Here are the steps to fix your rattling mudguard brackets:
Step 1. Tighten the Connection Points
The first thing you should do is tighten the connection points. This will help to stop the bracket from rattling and make it more secure. Consider checking your mudguard bracket bolts before each ride for optimal safety and as part of your regular bike maintenance routine. This will ensure you identify possible issues before they cause components to wear out and break. Our article about common mountain bike problems and how to fix them is a good starting point for various issues that you may encounter with your bike, and how to easily prevent or repair them yourself.
Step 2. Use Zip Ties or Velcro Straps to Reinforce the Connection
If the bracket is still rattling, you can try to reinforce it with zip ties like these or Velcro straps like these. This will help hold it in place and stop it from moving around. Again, this might not solve the problem and you may have to change some parts like the rivets.

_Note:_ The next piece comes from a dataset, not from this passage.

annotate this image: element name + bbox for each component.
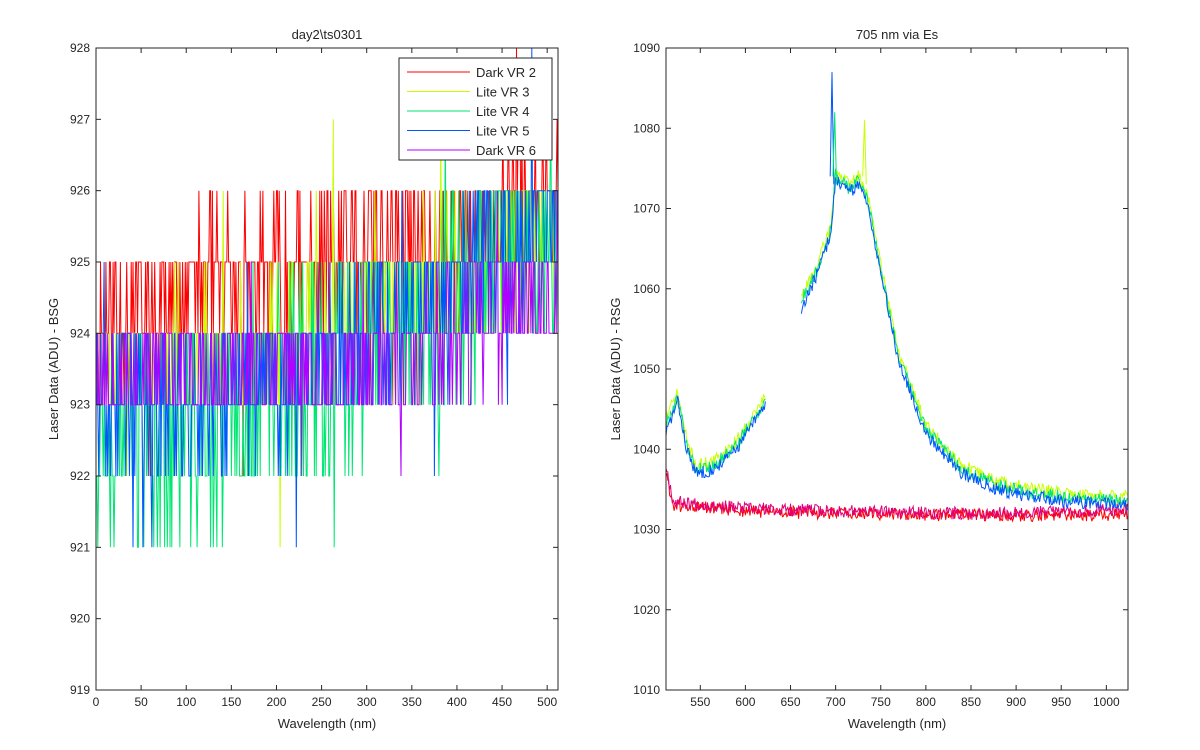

Step 3. Place a Rubber Washer Between the Connection Parts
If the mudguard bracket is still rattling after tightening and reinforcing it, you can try to put a leather or rubber washer like this between the mudguard bracket and the connection point. This helps reduce the rattling noise and makes it more secure. As this article from BI&T explains, washers help reduce rattling by spreading the compression load over a larger area and help to keep bolts in place so that they don’t wiggle around when the various moving components are in motion.

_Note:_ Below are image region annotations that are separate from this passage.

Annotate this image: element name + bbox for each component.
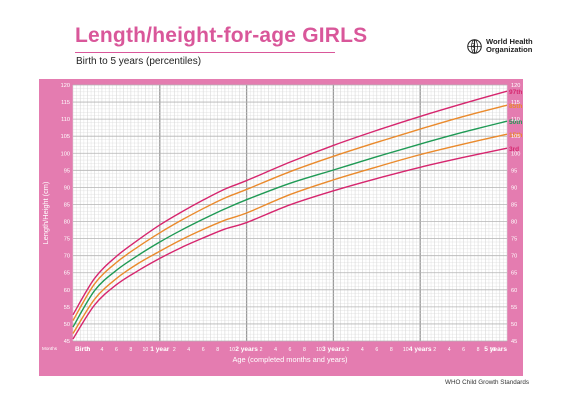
who-org-name: World Health Organization bbox=[486, 38, 533, 54]
x-tick-label: 4 bbox=[361, 347, 364, 353]
x-tick-label: 2 bbox=[260, 347, 263, 353]
x-tick-label: 10 bbox=[490, 347, 496, 353]
y-tick-label-right: 100 bbox=[511, 151, 520, 157]
y-tick-label-right: 55 bbox=[511, 305, 517, 311]
x-tick-label: 8 bbox=[216, 347, 219, 353]
x-tick-label: 4 bbox=[100, 347, 103, 353]
x-months-label: Months bbox=[42, 346, 58, 351]
y-tick-label-right: 90 bbox=[511, 185, 517, 191]
x-tick-label: 4 years bbox=[409, 346, 432, 353]
x-tick-label: 8 bbox=[390, 347, 393, 353]
x-tick-label: 2 bbox=[433, 347, 436, 353]
y-tick-label: 115 bbox=[61, 100, 70, 106]
y-tick-label-right: 105 bbox=[511, 134, 520, 140]
x-tick-label: 4 bbox=[448, 347, 451, 353]
y-tick-label: 75 bbox=[64, 237, 70, 243]
y-tick-label-right: 110 bbox=[511, 117, 520, 123]
y-tick-label-right: 50 bbox=[511, 322, 517, 328]
y-tick-label-right: 115 bbox=[511, 100, 520, 106]
y-tick-label-right: 75 bbox=[511, 237, 517, 243]
y-tick-label: 65 bbox=[64, 271, 70, 277]
series-label-85th: 85th bbox=[509, 103, 522, 110]
x-tick-label: 8 bbox=[303, 347, 306, 353]
x-tick-label: 6 bbox=[115, 347, 118, 353]
y-tick-label: 60 bbox=[64, 288, 70, 294]
x-tick-label: 6 bbox=[462, 347, 465, 353]
x-tick-label: 2 bbox=[173, 347, 176, 353]
x-tick-label: 2 years bbox=[235, 346, 258, 353]
y-tick-label: 80 bbox=[64, 220, 70, 226]
series-label-97th: 97th bbox=[509, 89, 522, 96]
series-line-15th bbox=[72, 133, 508, 334]
x-tick-label: 10 bbox=[229, 347, 235, 353]
x-tick-label: 2 bbox=[86, 347, 89, 353]
series-label-3rd: 3rd bbox=[509, 146, 519, 153]
x-tick-label: 4 bbox=[187, 347, 190, 353]
source-note: WHO Child Growth Standards bbox=[445, 379, 529, 386]
y-tick-label: 110 bbox=[61, 117, 70, 123]
x-tick-label: Birth bbox=[75, 346, 90, 353]
x-tick-label: 2 bbox=[346, 347, 349, 353]
x-tick-label: 8 bbox=[129, 347, 132, 353]
x-tick-label: 10 bbox=[316, 347, 322, 353]
y-tick-label: 105 bbox=[61, 134, 70, 140]
y-tick-label: 120 bbox=[61, 83, 70, 89]
who-logo: World Health Organization bbox=[467, 38, 533, 54]
y-tick-label: 55 bbox=[64, 305, 70, 311]
x-tick-label: 1 year bbox=[150, 346, 170, 353]
y-tick-label-right: 80 bbox=[511, 220, 517, 226]
x-tick-label: 10 bbox=[142, 347, 148, 353]
series-line-50th bbox=[72, 120, 508, 328]
who-org-line2: Organization bbox=[486, 45, 533, 54]
title-divider bbox=[75, 52, 335, 53]
series-line-3rd bbox=[72, 147, 508, 340]
y-tick-label-right: 45 bbox=[511, 339, 517, 345]
x-tick-label: 8 bbox=[477, 347, 480, 353]
y-tick-label: 50 bbox=[64, 322, 70, 328]
y-tick-label-right: 85 bbox=[511, 202, 517, 208]
chart-series: 3rd 15th 50th 85th 97th bbox=[72, 89, 522, 340]
y-tick-label: 70 bbox=[64, 254, 70, 260]
y-tick-label-right: 120 bbox=[511, 83, 520, 89]
page-subtitle: Birth to 5 years (percentiles) bbox=[76, 56, 202, 67]
who-org-line1: World Health bbox=[486, 37, 533, 46]
x-tick-label: 3 years bbox=[322, 346, 345, 353]
page-title: Length/height-for-age GIRLS bbox=[75, 24, 368, 47]
x-tick-label: 6 bbox=[375, 347, 378, 353]
y-tick-label: 45 bbox=[64, 339, 70, 345]
series-label-15th: 15th bbox=[509, 132, 522, 139]
y-tick-label: 95 bbox=[64, 168, 70, 174]
series-line-97th bbox=[72, 90, 508, 316]
y-tick-label: 90 bbox=[64, 185, 70, 191]
y-tick-label-right: 60 bbox=[511, 288, 517, 294]
y-tick-labels: 45 45 50 50 55 55 60 60 65 65 70 70 75 75 80 80 85 85 90 90… bbox=[61, 83, 521, 345]
y-tick-label: 100 bbox=[61, 151, 70, 157]
x-tick-label: 5 years bbox=[484, 346, 507, 353]
y-tick-label-right: 65 bbox=[511, 271, 517, 277]
series-label-50th: 50th bbox=[509, 119, 522, 126]
x-tick-label: 6 bbox=[289, 347, 292, 353]
x-axis-label: Age (completed months and years) bbox=[232, 355, 347, 364]
x-tick-label: 6 bbox=[202, 347, 205, 353]
y-tick-label-right: 95 bbox=[511, 168, 517, 174]
y-axis-label: Length/Height (cm) bbox=[41, 182, 50, 245]
who-emblem-icon bbox=[467, 38, 482, 54]
chart-grid bbox=[72, 84, 508, 342]
x-tick-label: 10 bbox=[403, 347, 409, 353]
y-tick-label-right: 70 bbox=[511, 254, 517, 260]
y-tick-label: 85 bbox=[64, 202, 70, 208]
x-tick-label: 4 bbox=[274, 347, 277, 353]
series-line-85th bbox=[72, 104, 508, 321]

Step 4. Replace the Bracket Rivets
If your bracket is still rattling, you might need to replace the rivets. If the brackets are still rattling after taking the above steps it is usually because you have a lot of mud on your bike, or because the rivets are loose. You can try to remove the old rivets and replace them with new ones.
It is also a good idea to give your bike a thorough clean between rides to prevent mud build-up from causing rust. Our steps to clean mountain bike gears and clean a mountain bike chain properly and lube it explain how important these often overlooked routines can help keep your bike in good working condition and prevent expensive repairs later on.
Step 5. Enjoy Riding Without Rattling
After following the steps above, you should be able to ride without your mudguard rattling. If you still experience problems, then have a look at our article about mountain bike fender width to help determine if the rattling could be caused by the mudguard rubbing on the tire or other parts of the bike.